In order to give life to the concept of a World Solidarity Fund for Cities as it was previously presented by Mr. Nowersztern, Ms. Ferruci from Algiers suggested that the City of Lyon, as the host to this first Forum of WACAP, make an effort to establish around itself a 'hard core' of 'rich' cities for that purpose.

In response to this prospect, a useful observation was made on the relationship between the establishment of sources of financing and the elaboration of projects, by Mr. Tandjaoui from the 'Caisse des Dépôts et Consignations' in Paris. There is no need to separate them in time, he said; they can instead be carried out simultaneously, in complementarity.

As for the future activities and the functioning of the World Alliance of Cities Against Poverty, it was decided that a forum shall be held every two years. There was a broad consensus regarding the importance of ensuring a follow-up at the head of the Alliance in between each one of its fora. For this purpose, there must be a permanent forum body. Mr. Rahmani, Governor of Algiers, proposed that fora be held alternatively in a city of the South and a city of the North.

Mr. N'Koumo Mobio, Mayor of Abidjan, brought up the idea of establishing an executive office for the Alliance, with Mr. Barre, Mayor of Lyon, as its president.

Mr. Rahmani suggested that contests could be held between cities to select the best project, the best team, etc.

In his conclusion, the rapporteur of this workshop, Mr. Haeringer from ORSTOM-France, emphasised that the workshop was too short to lay the long-term foundations for the programme of the Alliance. For that it will be necessary to borrow from the results of the other workshops, plenary sessions, and the documents produced and distributed at the Forum. According to Mr. Haeringer, the need for a permanent executive body, drawing ideas and legitimacy from the fora, becomes obvious, at the same time as fora will be called to transform themselves into assemblies.

From democracy within the Alliance, one can move on to the democracy that is to be promoted in the urban environment. Communication was the key word of this workshop. If communication has been identified as a crucial condition for democracy, it cannot by itself guarantee a democratic debate, or even necessarily lead to better decisions. The urban environment is charged with conflict not only because of a lack of communication, but also because of the fact that it hosts multiple and contradictory interests. One will therefore always have to ask oneself with whom to communicate and how. This is particularly important if the most disadvantaged are to be targeted.

And just as communication is not sufficient to establish democracy, electronics are not sufficient to establish communication. In each of these binomials the first term favours access to the second, but there is no equivalence.
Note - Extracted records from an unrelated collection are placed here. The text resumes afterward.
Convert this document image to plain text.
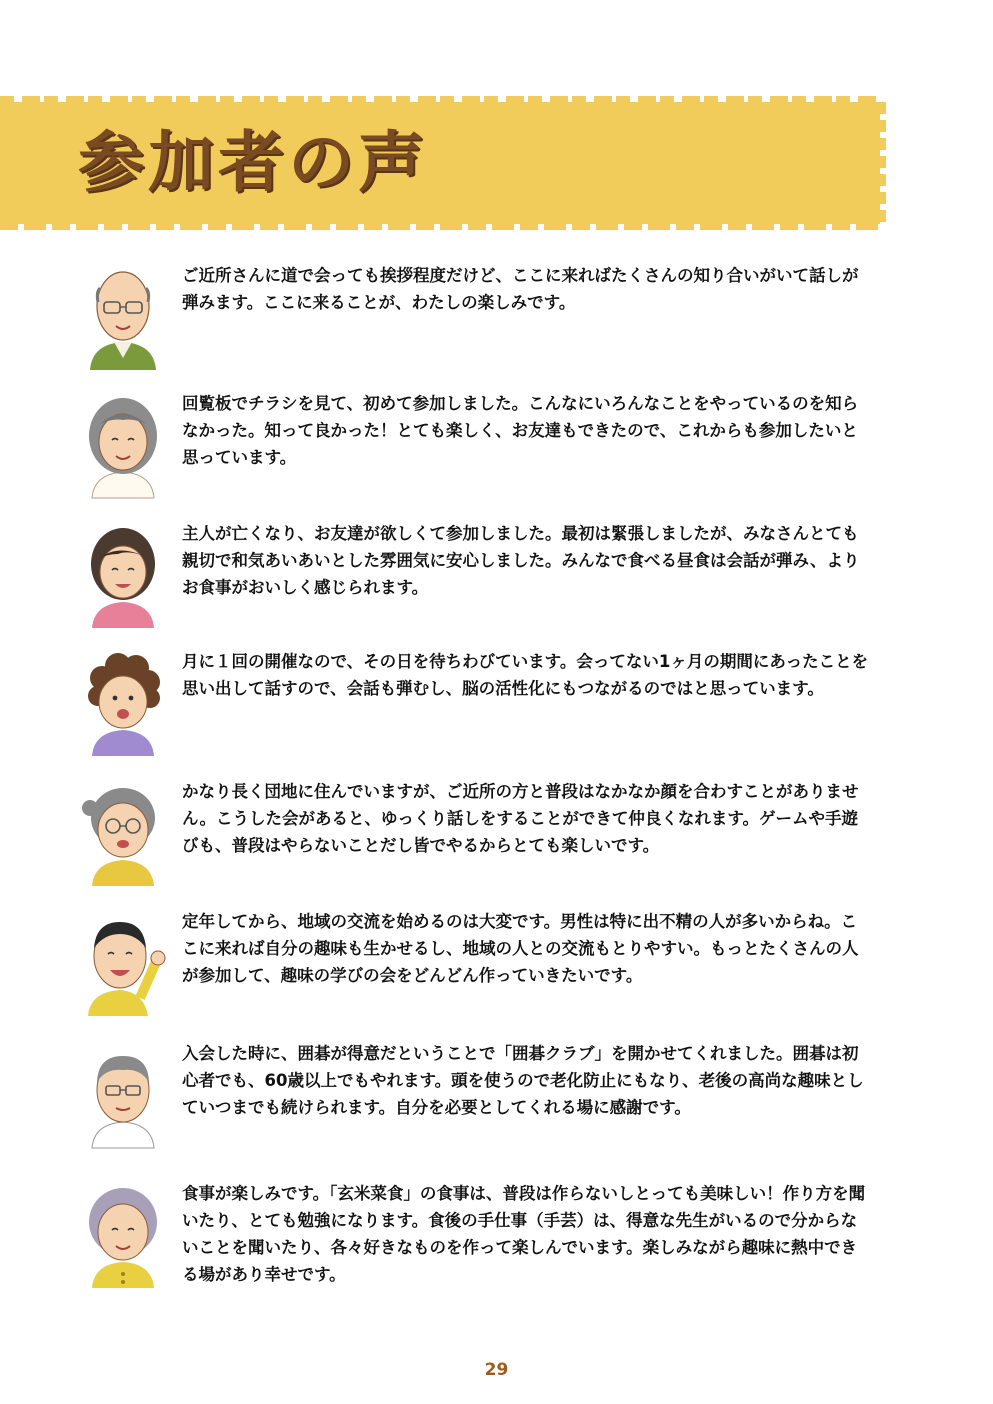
参加者の声

ご近所さんに道で会っても挨拶程度だけど、ここに来ればたくさんの知り合いがいて話しが弾みます。ここに来ることが、わたしの楽しみです。

回覧板でチラシを見て、初めて参加しました。こんなにいろんなことをやっているのを知らなかった。知って良かった！とても楽しく、お友達もできたので、これからも参加したいと思っています。

主人が亡くなり、お友達が欲しくて参加しました。最初は緊張しましたが、みなさんとても親切で和気あいあいとした雰囲気に安心しました。みんなで食べる昼食は会話が弾み、よりお食事がおいしく感じられます。

月に１回の開催なので、その日を待ちわびています。会ってない1ヶ月の期間にあったことを思い出して話すので、会話も弾むし、脳の活性化にもつながるのではと思っています。

かなり長く団地に住んでいますが、ご近所の方と普段はなかなか顔を合わすことがありません。こうした会があると、ゆっくり話しをすることができて仲良くなれます。ゲームや手遊びも、普段はやらないことだし皆でやるからとても楽しいです。

定年してから、地域の交流を始めるのは大変です。男性は特に出不精の人が多いからね。ここに来れば自分の趣味も生かせるし、地域の人との交流もとりやすい。もっとたくさんの人が参加して、趣味の学びの会をどんどん作っていきたいです。

入会した時に、囲碁が得意だということで「囲碁クラブ」を開かせてくれました。囲碁は初心者でも、60歳以上でもやれます。頭を使うので老化防止にもなり、老後の高尚な趣味としていつまでも続けられます。自分を必要としてくれる場に感謝です。

食事が楽しみです。「玄米菜食」の食事は、普段は作らないしとっても美味しい！作り方を聞いたり、とても勉強になります。食後の手仕事（手芸）は、得意な先生がいるので分からないことを聞いたり、各々好きなものを作って楽しんでいます。楽しみながら趣味に熱中できる場があり幸せです。

29
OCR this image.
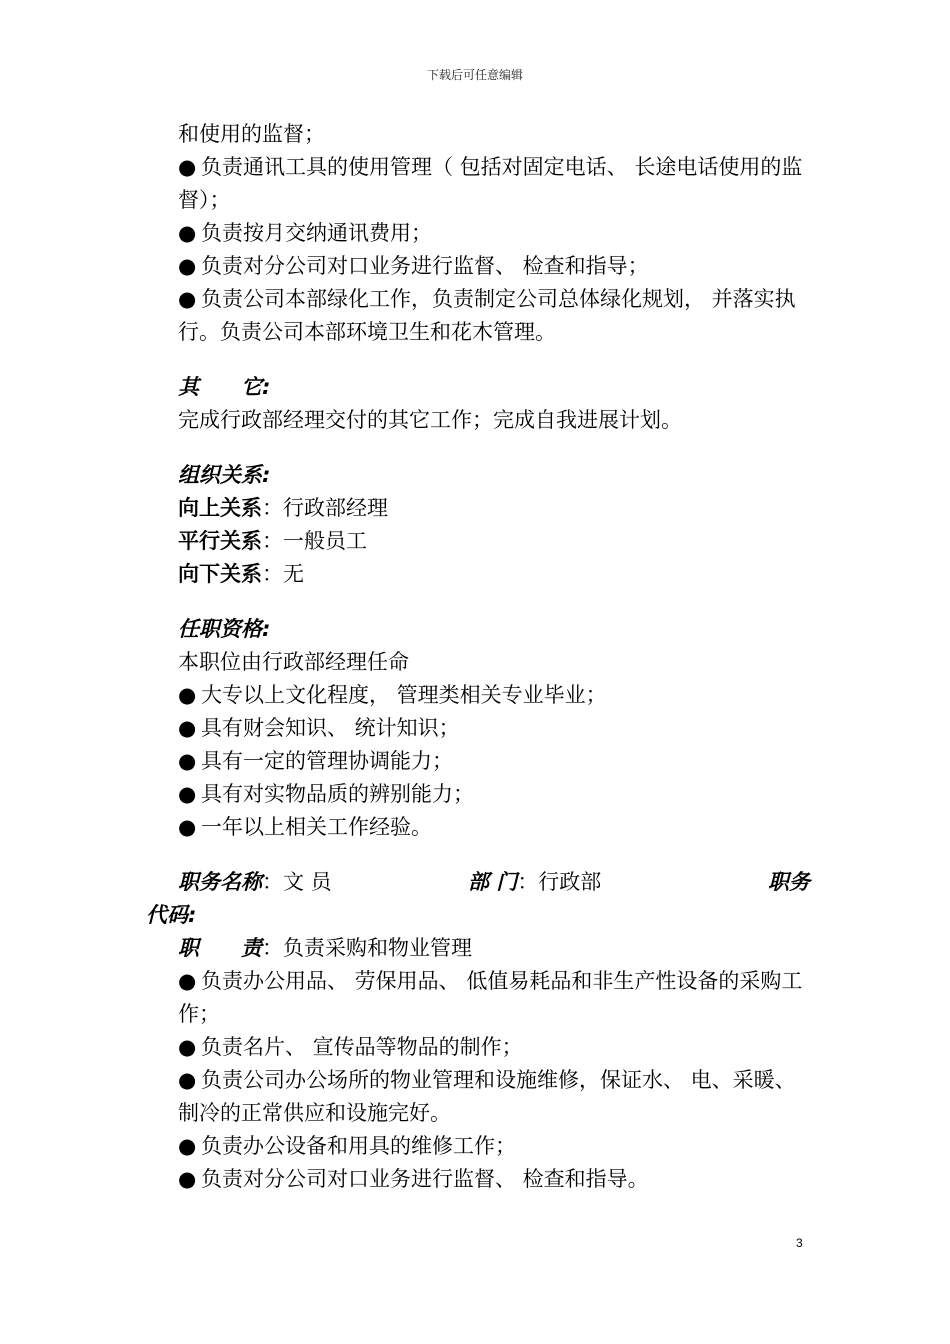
下载后可任意编辑

和使用的监督；

● 负责通讯工具的使用管理（ 包括对固定电话、 长途电话使用的监督）；

● 负责按月交纳通讯费用；

● 负责对分公司对口业务进行监督、 检查和指导；

● 负责公司本部绿化工作，负责制定公司总体绿化规划， 并落实执行。负责公司本部环境卫生和花木管理。

其　　它:

完成行政部经理交付的其它工作；完成自我进展计划。

组织关系:

向上关系：行政部经理

平行关系：一般员工

向下关系：无

任职资格:

本职位由行政部经理任命

● 大专以上文化程度， 管理类相关专业毕业；

● 具有财会知识、 统计知识；

● 具有一定的管理协调能力；

● 具有对实物品质的辨别能力；

● 一年以上相关工作经验。

职务名称：文 员	部 门：行政部	职务

代码:

职　　责：负责采购和物业管理

● 负责办公用品、 劳保用品、 低值易耗品和非生产性设备的采购工作；

● 负责名片、 宣传品等物品的制作；

● 负责公司办公场所的物业管理和设施维修，保证水、 电、采暖、 制冷的正常供应和设施完好。

● 负责办公设备和用具的维修工作；

● 负责对分公司对口业务进行监督、 检查和指导。

3
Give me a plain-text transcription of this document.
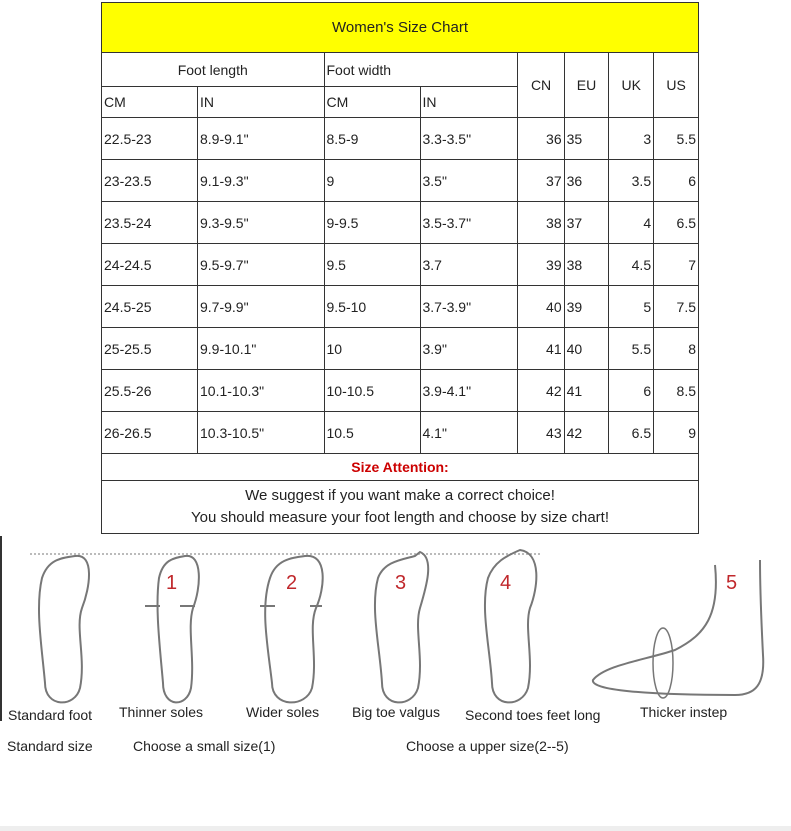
Women's Size Chart							
Foot length		Foot width		CN	EU	UK	US
CM	IN	CM	IN				
22.5-23	8.9-9.1"	8.5-9	3.3-3.5"	36	35	3	5.5
23-23.5	9.1-9.3"	9	3.5"	37	36	3.5	6
23.5-24	9.3-9.5"	9-9.5	3.5-3.7"	38	37	4	6.5
24-24.5	9.5-9.7"	9.5	3.7	39	38	4.5	7
24.5-25	9.7-9.9"	9.5-10	3.7-3.9"	40	39	5	7.5
25-25.5	9.9-10.1"	10	3.9"	41	40	5.5	8
25.5-26	10.1-10.3"	10-10.5	3.9-4.1"	42	41	6	8.5
26-26.5	10.3-10.5"	10.5	4.1"	43	42	6.5	9
Size Attention:							

We suggest if you want make a correct choice!
You should measure your foot length and choose by size chart!							
1	2	3	4	5
Standard foot Thinner soles	Wider soles Big toe valgus Second toes feet long	Thicker instep
Standard size	Choose a small size(1)	Choose a upper size(2--5)
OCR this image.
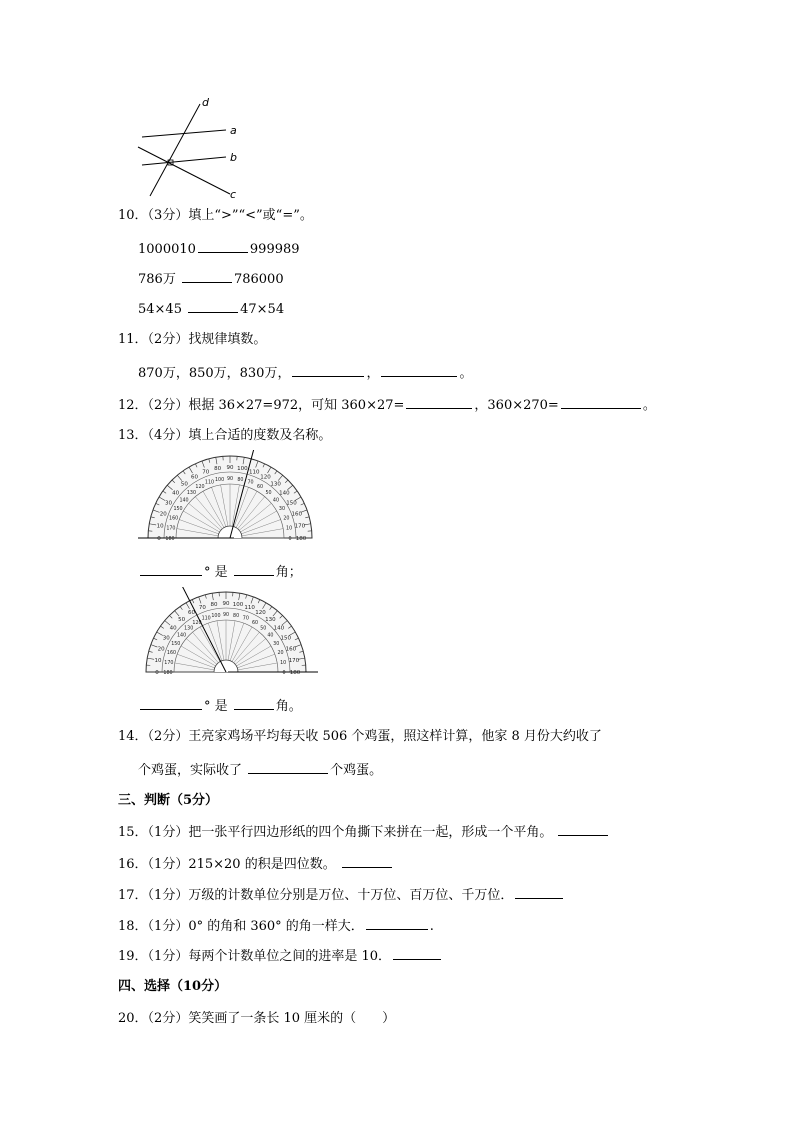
d
a
b
c
10．（3分）填上“>”“<”或“=”。
1000010	999989
786万	786000
54×45	47×54
11．（2分）找规律填数。
870万，850万，830万，	，	。
12．（2分）根据 36×27=972，可知 360×27=	，360×270=	。
13．（4分）填上合适的度数及名称。
0
10
20
30
40
50
60
70
80 90 100
110
120
130
140
150
160
170
180
180
170
160
150
140
130
120
110
100 90 80
70
60
50
40
30
20
10
0
° 是	角；
0
10
20
30
40
50
60
70
80 90 100
110
120
130
140
150
160
170
180
180
170
160
150
140
130
120
110
100 90 80
70
60
50
40
30
20
10
0
° 是	角。
14．（2分）王亮家鸡场平均每天收 506 个鸡蛋，照这样计算，他家 8 月份大约收了
个鸡蛋，实际收了	个鸡蛋。
三、判断（5分）
15．（1分）把一张平行四边形纸的四个角撕下来拼在一起，形成一个平角。
16．（1分）215×20 的积是四位数。
17．（1分）万级的计数单位分别是万位、十万位、百万位、千万位．
18．（1分）0° 的角和 360° 的角一样大．	.
19．（1分）每两个计数单位之间的进率是 10．
四、选择（10分）
20．（2分）笑笑画了一条长 10 厘米的（　　）
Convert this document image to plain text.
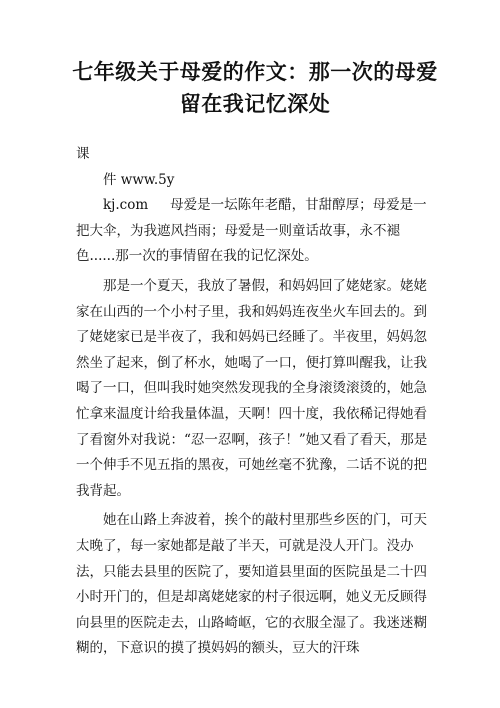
七年级关于母爱的作文：那一次的母爱
留在我记忆深处

课

件 www.5y

kj.com 母爱是一坛陈年老醋，甘甜醇厚；母爱是一把大伞，为我遮风挡雨；母爱是一则童话故事，永不褪色......那一次的事情留在我的记忆深处。

那是一个夏天，我放了暑假，和妈妈回了姥姥家。姥姥家在山西的一个小村子里，我和妈妈连夜坐火车回去的。到了姥姥家已是半夜了，我和妈妈已经睡了。半夜里，妈妈忽然坐了起来，倒了杯水，她喝了一口，便打算叫醒我，让我喝了一口，但叫我时她突然发现我的全身滚烫滚烫的，她急忙拿来温度计给我量体温，天啊！四十度，我依稀记得她看了看窗外对我说：“忍一忍啊，孩子！”她又看了看天，那是一个伸手不见五指的黑夜，可她丝毫不犹豫，二话不说的把我背起。

她在山路上奔波着，挨个的敲村里那些乡医的门，可天太晚了，每一家她都是敲了半天，可就是没人开门。没办法，只能去县里的医院了，要知道县里面的医院虽是二十四小时开门的，但是却离姥姥家的村子很远啊，她义无反顾得向县里的医院走去，山路崎岖，它的衣服全湿了。我迷迷糊糊的，下意识的摸了摸妈妈的额头，豆大的汗珠
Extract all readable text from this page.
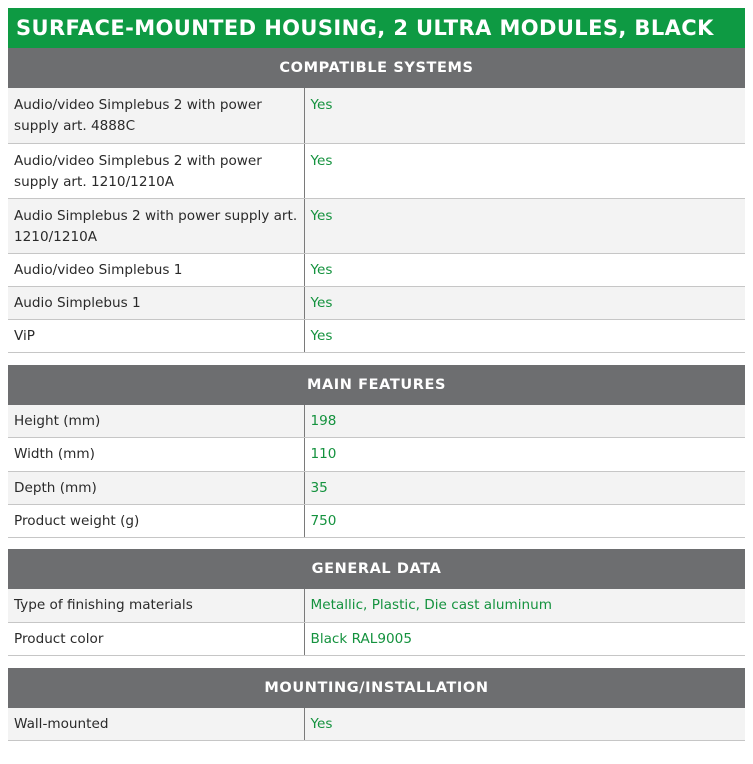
SURFACE-MOUNTED HOUSING, 2 ULTRA MODULES, BLACK
COMPATIBLE SYSTEMS
Audio/video Simplebus 2 with power supply art. 4888C	Yes
Audio/video Simplebus 2 with power supply art. 1210/1210A	Yes
Audio Simplebus 2 with power supply art. 1210/1210A	Yes
Audio/video Simplebus 1	Yes
Audio Simplebus 1	Yes
ViP	Yes
MAIN FEATURES
Height (mm)	198
Width (mm)	110
Depth (mm)	35
Product weight (g)	750
GENERAL DATA
Type of finishing materials	Metallic, Plastic, Die cast aluminum
Product color	Black RAL9005
MOUNTING/INSTALLATION
Wall-mounted	Yes
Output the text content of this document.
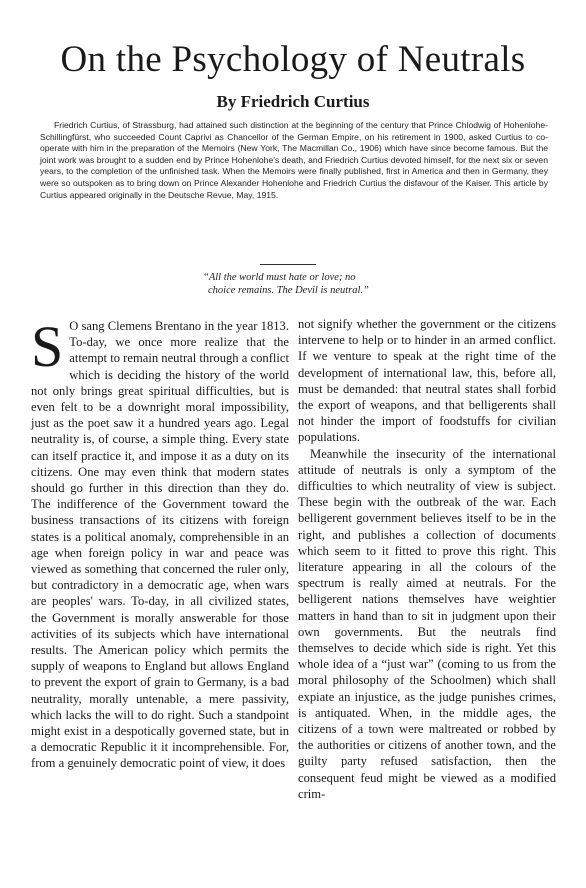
On the Psychology of Neutrals
By Friedrich Curtius
Friedrich Curtius, of Strassburg, had attained such distinction at the beginning of the century that Prince Chlodwig of Hohenlohe-Schillingfürst, who succeeded Count Caprivi as Chancellor of the German Empire, on his retirement in 1900, asked Curtius to co-operate with him in the preparation of the Memoirs (New York, The Macmillan Co., 1906) which have since become famous. But the joint work was brought to a sudden end by Prince Hohenlohe's death, and Friedrich Curtius devoted himself, for the next six or seven years, to the completion of the unfinished task. When the Memoirs were finally published, first in America and then in Germany, they were so outspoken as to bring down on Prince Alexander Hohenlohe and Friedrich Curtius the disfavour of the Kaiser. This article by Curtius appeared originally in the Deutsche Revue, May, 1915.
“All the world must hate or love; no
choice remains. The Devil is neutral.”

S O sang Clemens Brentano in the year 1813. To-day, we once more realize that the attempt to remain neutral through a conflict which is deciding the history of the world not only brings great spiritual difficulties, but is even felt to be a downright moral impossibility, just as the poet saw it a hundred years ago. Legal neutrality is, of course, a simple thing. Every state can itself practice it, and impose it as a duty on its citizens. One may even think that modern states should go further in this direction than they do. The indifference of the Government toward the business transactions of its citizens with foreign states is a political anomaly, comprehensible in an age when foreign policy in war and peace was viewed as something that concerned the ruler only, but contradictory in a democratic age, when wars are peoples' wars. To-day, in all civilized states, the Government is morally answerable for those activities of its subjects which have international results. The American policy which permits the supply of weapons to England but allows England to prevent the export of grain to Germany, is a bad neutrality, morally untenable, a mere passivity, which lacks the will to do right. Such a standpoint might exist in a despotically governed state, but in a democratic Republic it it incomprehensible. For, from a genuinely democratic point of view, it does

not signify whether the government or the citizens intervene to help or to hinder in an armed conflict. If we venture to speak at the right time of the development of international law, this, before all, must be demanded: that neutral states shall forbid the export of weapons, and that belligerents shall not hinder the import of foodstuffs for civilian populations.

Meanwhile the insecurity of the international attitude of neutrals is only a symptom of the difficulties to which neutrality of view is subject. These begin with the outbreak of the war. Each belligerent government believes itself to be in the right, and publishes a collection of documents which seem to it fitted to prove this right. This literature appearing in all the colours of the spectrum is really aimed at neutrals. For the belligerent nations themselves have weightier matters in hand than to sit in judgment upon their own governments. But the neutrals find themselves to decide which side is right. Yet this whole idea of a “just war” (coming to us from the moral philosophy of the Schoolmen) which shall expiate an injustice, as the judge punishes crimes, is antiquated. When, in the middle ages, the citizens of a town were maltreated or robbed by the authorities or citizens of another town, and the guilty party refused satisfaction, then the consequent feud might be viewed as a modified crim-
Finally, Mr. Haeringer made two observations on the work of the workshop. First, he took up the statement that the main problem of many developing countries was simply water. From this, he concluded that one may risk looking too far when trying to design projects and programmes against poverty. The second point was that, even though financial aspects may justify partnerships on a North-South grid, the Alliance should not be dominated by this dualism. The geography of cities is much more diverse and interesting, there is an East, a South-East, etc., and the South and the North themselves are multiple, even in the light of only the one criterion of poverty - or of wealth. In accordance with what was said by UNDP Adviser Mr. Ringrose on the reciprocity of city-to-city links, Mr. Haeringer pointed to the considerable wealth of the South that must not be overlooked. But above all, according to Mr. Haeringer, it must be kept in mind that financing is not everything, that there is understanding, and understanding is very largely shared.